When compiling with GCC, the option `-fopt-info-vec-all` gives you information about the vectorization of the code. In this case, GCC reports
edit: with intel compiler using `-qopt-report=5 -qopt-report-phase=vec -qopt-report-file=stdout`
// the for block <source>:10:24: note: ===== analyze_loop_nest ===== <source>:10:24: note: === vect_analyze_loop_form === <source>:10:24: note: not vectorized: control flow in loop. <source>:10:24: note: bad loop form. <source>:5:6: note: vectorized 0 loops in function. // the if block inside the for block <source>:11:9: note: got vectype for stmt: _4 = *_3; const vector(16) int <source>:11:9: note: got vectype for stmt: _8 = *_7; const vector(16) int <source>:11:9: note: === vect_analyze_data_ref_accesses === <source>:11:9: note: not vectorized: no grouped stores in basic block. <source>:11:9: note: ===vect_slp_analyze_bb=== <source>:11:9: note: ===vect_slp_analyze_bb=== <source>:11:9: note: === vect_analyze_data_refs === <source>:11:9: note: not vectorized: not enough data-refs in basic block.
Begin optimization report for: is_sorted(const int32_t *, size_t) Report from: Vector optimizations [vec] LOOP BEGIN at <source>(12,5) remark #15324: loop was not vectorized: unsigned types for induction variable and/or for lower/upper iteration bounds make loop uncountable LOOP END
I think the reduction in the number of branches inside the loop is a significant factor here, i.e. the if statement is performed per 4,8 or 16 elements instead of per value element. Branches invoke branch prediction logic which is non trivial, thus even though it may not slow execution it may increase power consumption.
On this basis another way of approaching the problem is to loop over the whole array and return the result at the end, but this of course would take N/2 loops on average, whereas the nested if can exit early. A compromise might be to loop over short sub-spans of the array, and do an exit early test at the end of each sub-span.
A good sub-span length for scalar code might be around 16, for one because we hit the law of diminishing returns for longer spans.
Also I think is_sorted_asc() or is_sorted_ascending() might be a better name if this were for a function in a general purpose library.
It seems that the early exit (the return false) in the middle of the loop prohibits the compiler from vectorizing the loop. The compiler can't know if part of the memory is inaccessible and so reading memory not being sure that the loop would run up to this point is illegal.
If you introduce a result variable and set it during the loop, the compiler can vectorize the loop.

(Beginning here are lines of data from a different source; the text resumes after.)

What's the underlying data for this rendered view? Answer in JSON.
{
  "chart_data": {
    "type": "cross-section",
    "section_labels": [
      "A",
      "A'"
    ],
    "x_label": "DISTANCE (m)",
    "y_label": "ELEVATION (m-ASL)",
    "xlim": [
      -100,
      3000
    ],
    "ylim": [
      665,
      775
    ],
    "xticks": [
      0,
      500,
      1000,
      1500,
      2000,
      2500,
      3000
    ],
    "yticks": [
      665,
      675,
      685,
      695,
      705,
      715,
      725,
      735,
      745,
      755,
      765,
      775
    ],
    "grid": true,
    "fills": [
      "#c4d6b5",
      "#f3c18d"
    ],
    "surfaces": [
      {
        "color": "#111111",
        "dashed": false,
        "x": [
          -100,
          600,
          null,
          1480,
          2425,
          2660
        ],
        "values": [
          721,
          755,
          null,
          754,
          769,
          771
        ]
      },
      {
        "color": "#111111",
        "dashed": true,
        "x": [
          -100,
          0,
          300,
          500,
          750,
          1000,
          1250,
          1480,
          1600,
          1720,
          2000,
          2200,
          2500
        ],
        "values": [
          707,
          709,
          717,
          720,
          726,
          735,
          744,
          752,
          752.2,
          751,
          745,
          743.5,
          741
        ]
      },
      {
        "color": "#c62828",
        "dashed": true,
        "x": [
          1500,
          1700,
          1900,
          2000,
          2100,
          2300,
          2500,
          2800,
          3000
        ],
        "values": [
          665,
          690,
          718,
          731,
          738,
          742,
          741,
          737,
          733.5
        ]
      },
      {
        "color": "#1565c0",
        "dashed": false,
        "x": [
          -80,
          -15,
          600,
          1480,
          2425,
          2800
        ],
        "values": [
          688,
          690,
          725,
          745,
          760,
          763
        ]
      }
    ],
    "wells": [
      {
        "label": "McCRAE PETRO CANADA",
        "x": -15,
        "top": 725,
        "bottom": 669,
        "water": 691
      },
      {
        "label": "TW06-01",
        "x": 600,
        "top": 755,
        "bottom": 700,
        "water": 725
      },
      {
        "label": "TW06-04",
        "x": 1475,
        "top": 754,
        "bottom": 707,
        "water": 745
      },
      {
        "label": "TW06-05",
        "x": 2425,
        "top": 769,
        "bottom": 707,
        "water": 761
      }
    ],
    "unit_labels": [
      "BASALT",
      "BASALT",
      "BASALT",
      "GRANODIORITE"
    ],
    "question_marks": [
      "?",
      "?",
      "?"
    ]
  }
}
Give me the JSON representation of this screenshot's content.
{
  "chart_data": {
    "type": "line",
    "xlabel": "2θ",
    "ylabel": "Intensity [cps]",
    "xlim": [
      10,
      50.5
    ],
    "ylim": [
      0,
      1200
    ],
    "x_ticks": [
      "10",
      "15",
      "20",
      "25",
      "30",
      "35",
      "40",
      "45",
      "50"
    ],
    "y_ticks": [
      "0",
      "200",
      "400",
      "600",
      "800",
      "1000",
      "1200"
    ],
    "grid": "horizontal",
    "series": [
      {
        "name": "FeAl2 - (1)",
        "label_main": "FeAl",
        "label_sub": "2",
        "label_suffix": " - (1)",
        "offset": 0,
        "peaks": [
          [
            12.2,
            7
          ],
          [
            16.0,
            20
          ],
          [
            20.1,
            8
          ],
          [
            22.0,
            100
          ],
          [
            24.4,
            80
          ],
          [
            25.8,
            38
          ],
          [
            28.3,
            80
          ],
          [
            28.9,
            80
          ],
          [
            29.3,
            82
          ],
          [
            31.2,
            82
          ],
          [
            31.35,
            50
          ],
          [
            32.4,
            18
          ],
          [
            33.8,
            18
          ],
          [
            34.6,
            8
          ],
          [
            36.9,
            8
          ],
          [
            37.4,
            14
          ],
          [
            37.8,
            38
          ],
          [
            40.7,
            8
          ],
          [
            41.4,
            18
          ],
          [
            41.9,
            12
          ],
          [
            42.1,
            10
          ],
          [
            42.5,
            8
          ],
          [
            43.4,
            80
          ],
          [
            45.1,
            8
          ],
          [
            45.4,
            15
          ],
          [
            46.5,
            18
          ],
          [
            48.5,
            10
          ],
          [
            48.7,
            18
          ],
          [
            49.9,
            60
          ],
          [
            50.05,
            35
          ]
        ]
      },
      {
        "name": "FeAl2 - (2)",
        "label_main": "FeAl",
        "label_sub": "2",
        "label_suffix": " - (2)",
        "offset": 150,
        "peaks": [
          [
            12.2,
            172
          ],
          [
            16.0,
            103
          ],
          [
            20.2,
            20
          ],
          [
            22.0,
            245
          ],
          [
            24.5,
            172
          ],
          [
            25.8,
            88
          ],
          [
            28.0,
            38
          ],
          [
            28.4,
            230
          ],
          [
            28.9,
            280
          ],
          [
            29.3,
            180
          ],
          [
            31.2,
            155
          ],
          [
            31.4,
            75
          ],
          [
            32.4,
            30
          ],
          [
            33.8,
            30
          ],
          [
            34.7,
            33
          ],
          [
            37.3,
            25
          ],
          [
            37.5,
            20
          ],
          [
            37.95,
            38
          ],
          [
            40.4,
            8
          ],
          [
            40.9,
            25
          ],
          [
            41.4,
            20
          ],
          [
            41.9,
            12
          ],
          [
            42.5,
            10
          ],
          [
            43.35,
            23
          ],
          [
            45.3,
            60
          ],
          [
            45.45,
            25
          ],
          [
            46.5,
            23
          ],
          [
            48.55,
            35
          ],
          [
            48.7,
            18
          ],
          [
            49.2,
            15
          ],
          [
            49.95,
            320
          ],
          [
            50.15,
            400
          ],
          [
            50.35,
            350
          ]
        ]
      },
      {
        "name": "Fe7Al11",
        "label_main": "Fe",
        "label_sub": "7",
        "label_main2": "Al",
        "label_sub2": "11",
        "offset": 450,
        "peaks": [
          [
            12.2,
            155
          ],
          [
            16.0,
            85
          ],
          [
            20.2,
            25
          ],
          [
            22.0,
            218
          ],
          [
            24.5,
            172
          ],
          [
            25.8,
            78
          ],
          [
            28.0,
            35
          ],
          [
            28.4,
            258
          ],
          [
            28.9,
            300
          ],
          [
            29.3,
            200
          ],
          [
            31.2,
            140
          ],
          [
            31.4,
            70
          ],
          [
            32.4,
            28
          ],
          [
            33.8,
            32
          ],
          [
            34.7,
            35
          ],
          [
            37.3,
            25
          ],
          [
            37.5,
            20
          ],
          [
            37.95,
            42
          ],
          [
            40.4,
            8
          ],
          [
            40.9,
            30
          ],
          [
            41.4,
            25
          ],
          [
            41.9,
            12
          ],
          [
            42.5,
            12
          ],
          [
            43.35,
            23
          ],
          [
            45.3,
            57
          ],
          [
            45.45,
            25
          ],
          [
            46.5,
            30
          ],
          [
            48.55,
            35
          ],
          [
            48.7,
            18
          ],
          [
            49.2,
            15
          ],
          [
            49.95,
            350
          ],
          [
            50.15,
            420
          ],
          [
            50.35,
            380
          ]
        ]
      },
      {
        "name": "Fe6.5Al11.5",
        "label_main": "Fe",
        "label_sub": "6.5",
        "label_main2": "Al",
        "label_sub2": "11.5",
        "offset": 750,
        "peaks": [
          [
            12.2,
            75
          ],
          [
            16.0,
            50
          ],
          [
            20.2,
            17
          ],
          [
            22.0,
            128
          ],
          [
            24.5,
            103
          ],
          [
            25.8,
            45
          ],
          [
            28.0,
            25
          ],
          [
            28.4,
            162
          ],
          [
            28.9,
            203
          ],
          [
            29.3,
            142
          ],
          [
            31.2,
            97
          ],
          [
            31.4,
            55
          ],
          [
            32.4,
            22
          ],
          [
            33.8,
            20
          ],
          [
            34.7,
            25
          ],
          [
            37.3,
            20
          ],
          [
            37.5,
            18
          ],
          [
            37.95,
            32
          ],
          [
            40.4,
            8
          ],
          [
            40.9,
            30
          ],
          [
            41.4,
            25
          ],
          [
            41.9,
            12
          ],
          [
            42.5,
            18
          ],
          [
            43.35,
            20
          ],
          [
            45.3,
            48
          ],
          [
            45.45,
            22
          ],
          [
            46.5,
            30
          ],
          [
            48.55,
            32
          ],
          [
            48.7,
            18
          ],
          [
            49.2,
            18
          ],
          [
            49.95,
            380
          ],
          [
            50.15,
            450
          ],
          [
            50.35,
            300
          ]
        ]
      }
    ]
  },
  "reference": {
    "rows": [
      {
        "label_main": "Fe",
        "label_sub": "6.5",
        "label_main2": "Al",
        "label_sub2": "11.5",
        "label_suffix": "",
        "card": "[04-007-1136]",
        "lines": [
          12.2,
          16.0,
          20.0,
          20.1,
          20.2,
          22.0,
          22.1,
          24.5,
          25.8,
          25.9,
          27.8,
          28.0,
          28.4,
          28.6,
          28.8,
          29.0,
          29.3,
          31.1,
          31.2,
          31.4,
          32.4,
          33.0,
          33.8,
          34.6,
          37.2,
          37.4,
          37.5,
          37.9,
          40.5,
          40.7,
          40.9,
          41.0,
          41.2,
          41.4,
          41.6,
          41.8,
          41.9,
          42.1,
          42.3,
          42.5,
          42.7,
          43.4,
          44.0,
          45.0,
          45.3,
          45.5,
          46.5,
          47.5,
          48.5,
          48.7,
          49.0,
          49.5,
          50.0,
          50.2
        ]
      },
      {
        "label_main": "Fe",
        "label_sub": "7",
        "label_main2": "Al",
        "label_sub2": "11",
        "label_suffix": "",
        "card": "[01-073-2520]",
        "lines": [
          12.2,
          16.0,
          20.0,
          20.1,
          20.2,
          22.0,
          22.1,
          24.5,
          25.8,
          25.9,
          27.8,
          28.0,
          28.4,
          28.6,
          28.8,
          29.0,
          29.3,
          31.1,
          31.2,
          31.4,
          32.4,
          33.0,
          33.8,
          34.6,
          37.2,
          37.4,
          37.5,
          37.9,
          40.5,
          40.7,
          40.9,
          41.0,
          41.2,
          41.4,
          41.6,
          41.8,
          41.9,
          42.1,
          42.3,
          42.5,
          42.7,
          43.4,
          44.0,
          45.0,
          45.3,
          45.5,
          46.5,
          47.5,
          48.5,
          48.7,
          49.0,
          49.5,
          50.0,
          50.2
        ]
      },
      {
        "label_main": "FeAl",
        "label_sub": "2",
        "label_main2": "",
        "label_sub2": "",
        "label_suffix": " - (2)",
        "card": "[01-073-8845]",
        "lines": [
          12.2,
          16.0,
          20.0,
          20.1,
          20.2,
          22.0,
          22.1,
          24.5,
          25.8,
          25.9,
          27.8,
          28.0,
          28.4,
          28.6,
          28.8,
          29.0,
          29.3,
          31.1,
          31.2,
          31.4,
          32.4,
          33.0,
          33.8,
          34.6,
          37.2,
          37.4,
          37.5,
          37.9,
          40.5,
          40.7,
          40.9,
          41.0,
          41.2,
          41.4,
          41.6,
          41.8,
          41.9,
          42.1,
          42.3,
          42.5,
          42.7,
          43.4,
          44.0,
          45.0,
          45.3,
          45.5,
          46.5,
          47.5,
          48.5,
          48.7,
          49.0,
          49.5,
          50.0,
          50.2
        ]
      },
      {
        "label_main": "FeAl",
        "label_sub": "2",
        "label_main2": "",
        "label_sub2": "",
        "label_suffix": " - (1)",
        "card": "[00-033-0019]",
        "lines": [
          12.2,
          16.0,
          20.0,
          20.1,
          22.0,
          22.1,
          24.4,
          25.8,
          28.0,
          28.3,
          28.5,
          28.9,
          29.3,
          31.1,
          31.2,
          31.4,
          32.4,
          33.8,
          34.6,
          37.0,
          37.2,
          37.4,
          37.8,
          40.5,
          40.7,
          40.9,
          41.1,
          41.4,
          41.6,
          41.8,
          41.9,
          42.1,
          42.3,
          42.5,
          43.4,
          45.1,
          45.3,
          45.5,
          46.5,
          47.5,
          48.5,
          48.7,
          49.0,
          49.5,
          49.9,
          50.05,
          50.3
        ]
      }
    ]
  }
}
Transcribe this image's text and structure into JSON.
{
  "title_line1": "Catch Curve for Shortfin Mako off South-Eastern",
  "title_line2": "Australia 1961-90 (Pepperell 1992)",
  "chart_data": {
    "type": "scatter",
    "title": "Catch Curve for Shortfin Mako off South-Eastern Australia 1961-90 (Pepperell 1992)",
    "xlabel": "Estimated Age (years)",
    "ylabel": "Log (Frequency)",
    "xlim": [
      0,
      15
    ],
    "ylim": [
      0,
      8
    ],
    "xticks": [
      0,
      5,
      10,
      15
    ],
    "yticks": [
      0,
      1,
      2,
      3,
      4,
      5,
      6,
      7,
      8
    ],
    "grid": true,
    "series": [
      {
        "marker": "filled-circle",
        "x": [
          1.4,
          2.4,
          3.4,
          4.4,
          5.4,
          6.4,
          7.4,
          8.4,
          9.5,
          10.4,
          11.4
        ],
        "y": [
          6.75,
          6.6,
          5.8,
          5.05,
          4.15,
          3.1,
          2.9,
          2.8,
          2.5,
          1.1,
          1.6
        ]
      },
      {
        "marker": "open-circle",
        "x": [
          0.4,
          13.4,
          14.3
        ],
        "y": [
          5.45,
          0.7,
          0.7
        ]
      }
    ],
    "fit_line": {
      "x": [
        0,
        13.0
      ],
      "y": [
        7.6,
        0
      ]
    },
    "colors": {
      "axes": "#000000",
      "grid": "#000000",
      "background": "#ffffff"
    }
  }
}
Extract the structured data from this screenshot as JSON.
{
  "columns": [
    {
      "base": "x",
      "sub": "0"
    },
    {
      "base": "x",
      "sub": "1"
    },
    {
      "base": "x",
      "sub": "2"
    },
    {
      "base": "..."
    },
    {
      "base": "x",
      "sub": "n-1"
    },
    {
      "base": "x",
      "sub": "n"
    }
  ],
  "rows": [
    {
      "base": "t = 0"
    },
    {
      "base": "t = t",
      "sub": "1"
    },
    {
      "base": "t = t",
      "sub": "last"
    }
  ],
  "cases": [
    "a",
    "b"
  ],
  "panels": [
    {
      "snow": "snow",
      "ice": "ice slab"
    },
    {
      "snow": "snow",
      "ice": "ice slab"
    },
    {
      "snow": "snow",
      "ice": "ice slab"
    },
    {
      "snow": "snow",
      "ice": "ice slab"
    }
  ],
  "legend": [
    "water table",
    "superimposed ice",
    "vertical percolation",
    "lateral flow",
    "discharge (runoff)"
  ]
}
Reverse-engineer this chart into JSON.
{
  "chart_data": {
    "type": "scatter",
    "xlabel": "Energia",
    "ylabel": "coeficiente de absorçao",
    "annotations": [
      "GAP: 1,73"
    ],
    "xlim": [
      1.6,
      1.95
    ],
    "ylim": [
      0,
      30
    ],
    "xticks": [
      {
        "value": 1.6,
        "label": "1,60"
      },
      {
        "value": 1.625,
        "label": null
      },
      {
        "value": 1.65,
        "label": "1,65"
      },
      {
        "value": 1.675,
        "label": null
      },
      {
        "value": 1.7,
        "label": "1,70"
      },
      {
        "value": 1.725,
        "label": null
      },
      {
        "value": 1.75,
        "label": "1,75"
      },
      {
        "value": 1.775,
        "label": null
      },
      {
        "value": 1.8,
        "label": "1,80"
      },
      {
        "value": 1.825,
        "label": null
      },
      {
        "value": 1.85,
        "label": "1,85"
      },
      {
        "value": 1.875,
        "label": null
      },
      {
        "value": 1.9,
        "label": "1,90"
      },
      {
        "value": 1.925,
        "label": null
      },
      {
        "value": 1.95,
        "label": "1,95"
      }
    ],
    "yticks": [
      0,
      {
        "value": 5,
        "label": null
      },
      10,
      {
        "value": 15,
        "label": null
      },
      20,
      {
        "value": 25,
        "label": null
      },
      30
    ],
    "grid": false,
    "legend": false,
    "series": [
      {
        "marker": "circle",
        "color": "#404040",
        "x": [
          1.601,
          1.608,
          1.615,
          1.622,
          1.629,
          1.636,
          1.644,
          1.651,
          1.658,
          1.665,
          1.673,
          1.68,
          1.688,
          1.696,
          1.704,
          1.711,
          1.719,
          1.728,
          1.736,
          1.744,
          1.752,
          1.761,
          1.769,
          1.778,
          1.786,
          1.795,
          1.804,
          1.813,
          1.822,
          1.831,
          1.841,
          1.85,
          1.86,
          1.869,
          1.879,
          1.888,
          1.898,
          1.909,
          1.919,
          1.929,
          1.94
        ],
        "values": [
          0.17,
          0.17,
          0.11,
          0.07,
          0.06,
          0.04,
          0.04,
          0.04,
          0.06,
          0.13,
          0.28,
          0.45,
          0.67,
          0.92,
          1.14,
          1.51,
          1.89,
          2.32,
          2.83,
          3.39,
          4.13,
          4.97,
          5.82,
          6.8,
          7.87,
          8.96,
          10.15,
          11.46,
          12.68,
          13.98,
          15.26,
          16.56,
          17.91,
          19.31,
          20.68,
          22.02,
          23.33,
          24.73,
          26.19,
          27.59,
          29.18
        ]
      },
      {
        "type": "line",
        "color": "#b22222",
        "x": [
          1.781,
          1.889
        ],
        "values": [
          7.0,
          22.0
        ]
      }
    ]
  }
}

At least icc does, but I didn't play with the compiler settings of the other compilers too much.
Also compilers can still exit the loop early and at least MSVC does, because a segfault is UB and can be "optimized away".
FWIW HeroicKatora gives an improved version on Reddit: https://www.reddit.com/r/cpp/comments/8bkaj3/is_sorted_using...
using a bit more arcane (but not crazy) method for determining sorted-ness - https://godbolt.org/g/MKN9HP - clang, and icc seem to have no problem vectorising the inner loop.
gcc manages it too, but emits a huge amount of code, though. and setting -Os seems to stop it from vectorising the code. shame.
edit: replaced with more correct version..
It would be interesting to see how the SIMD versions work for small arrays. I suspect in this case the naive version better, and this could be the reading why compilers do not convert the code to SIMD instructions...
Generic code yields better results than SSE/AVX optimized ones. I wonder why that could be.
i += 7;
Wouldn't this cause a sizable performance hit due to being misaligned most of the time?
Another possible implementation which is log^2(n) https://en.wikipedia.org/wiki/Bitonic_sorter
I always miss multithreaded benchmarks when using SSE/AVX instructions. AFAIK AVX processing units are oversubscribed, there are less of them than CPU cores.
I can imagine that running AVX is_sorted (or any other AVX procedure) in multiple threads would be actually slower than running non-vectorized procedure.
Of course, that's my purely anecdotal opinion.
This assumes unaligned access is cheap.
Unfortunately SSE doesn't speed-up huge data much. It's only fast when everything's in the cache.